G-string and thong
The G-string, or thong, a panty front with a half- to one-inch strip of fabric at the back that sits between the buttocks, became one of the most popular forms of female underwear in the early twenty-first century. Its sources are manifold; the thong bikini designed by Rudi Gernreich in 1974, launched with a matching Vidal Sassoon hairstyle, is one which in turn spawned the more popular Brazilian string bikini brief, or tanga, of the late 1970s. This tiny bikini—dubbed the fio denta, or dental floss—ensured that the buttocks achieved maximum exposure to the sun and openly displayed an erogenous zone that was a particular favorite in Latino culture.
The stripper’s G-string is another influence and has been an important part of the striptease artist’s—or, more latterly, lap dancer’s—wardrobe since the 1950s, when the taboo of displaying the vagina or any degree of pubic hair was paramount. The G-string was comprised of an elastic string that went around the waist and up between the buttocks and is popularly believed to have been originally added to the stripper’s accoutrements on the occasion of the 1939 World’s Fair in New York when Mayor Fiorello La Guardia demanded that the city’s nude dancers cover themselves as a mark of respect for the thousands of visitors thronging the city. However, these types of coverings could be described as derivations of male underwear or garments associated with sports, such as jockstraps, which tend to reveal the muscle power of the legs and buttocks. Posing pouches worn by nude models in life classes since the Renaissance and in the nineteenth and early twentieth century in magazines promoting “health culture” and featuring body builders could be seen as types of G-string in that they have a front part that covers the genitals and a string at the back that exposes the bottom.
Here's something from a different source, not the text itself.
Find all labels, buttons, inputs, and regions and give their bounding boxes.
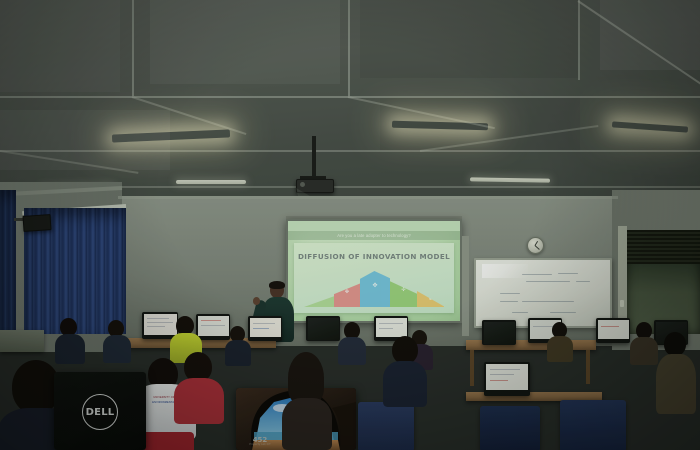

The thong was incorporated into the vocabulary of women’s underwear in the 1980s in response to tighter and tighter trousers, especially jeans worn by women to display more of their gym-honed bodies in an era that emphasized muscled body shape. Women demanded underwear that would remain invisible under outerwear and combat what became known as VPL, or Visible Panty Line. Frederick Mellinger, of popular underwear manufacturer Frederick’s of Hollywood, realized the potential of this form of underwear; Frederick’s began to mass-market the thong, at first known as the “scanty panty,” as an erotic item alongside crotchless or edible underwear. By the mid-1980s, however, the thong began to be appreciated as a practical garment in its own right. By 2003, it had become the fastest growing segment of women’s underwear, making “full-bottomed” panties almost obsolete. In order to persuade the few reluctant women left to wear the thong, a “training” garment was invented called the Rio, or “starter” thong, which rose more sedately up the sides to expose less of the buttocks.
In the 1990s, the thong became a garment of folk-loric proportions after the White House intern Monica Lewinsky’s affair with U.S. president Bill Clinton was outlined in the Starr Report. Lewinsky admitted initiating her liaison with Clinton by flirtatiously lifting the back of her formal suit jacket to reveal the straps of her thong underwear. This indicated the irony of the thong for, in its original incarnation as underwear, it was designed to remain invisible so as to reveal the contours of a shapely bottom under the tightest of trousers. By the early 2000s, it became fashionable to wear low-cut hipster jeans that revealed the back of the thong, which became a focal point reinforced by diamanté-covered straps by such designers as Agent Provocateur and Frost French and the manufacturers Gossard. This fad, believed to be initiated by glamour model Jordan in England and singers Britney Spears and Mariah Carey in the United States, also showed a cultural shift in the sexual zoning of women’s bodies. The prominent, fleshy bottom mythol-ogized in African American culture by songs such as “The Thong Song” by American rhythm and blues star Sisqó, who exhorted, “Let me see that thong,” and eulogized in the shape of actress and singer Jennifer Lopez, began to take over from the breasts as the primary erogenous zone. The popularity of the thong spread across all ages and sexes (although the man in the thong is mainly popular in certain gay circles), and by 2003, a moral panic had ensued as parents and the media saw the thong as responsible for sexualizing girls at too young an age. According to provisional figures compiled by manufacturers’ sales of thongs to tweenage girls, the marketing definition of twelve- to fourteen-year-olds, jumped 33 percent from 2002 to 2003 in the United Kingdom. In 2003, an estimated ten million thongs worth about sixty-five million pounds were sold in the United Kingdom. The British shop Tammy Girl came under particular fire for marketing thongs to pre-teenaged girls with logos such as “Cupid Rules” and “Talent” printed on them. A further attack on the thong came in 2002, when the authorities at Daytona Beach, Florida, using anti-nudity laws to dissuade the use of the thong, threatened to arrest anyone displaying more than a third of their buttocks in public.
Cox, Caroline. Lingerie: A Lexicon of Style. London: Scriptum Editions, 2001.
Craik, Jennifer. The Face of Fashion: Cultural Studies in Fashion. London: Routledge, 1994.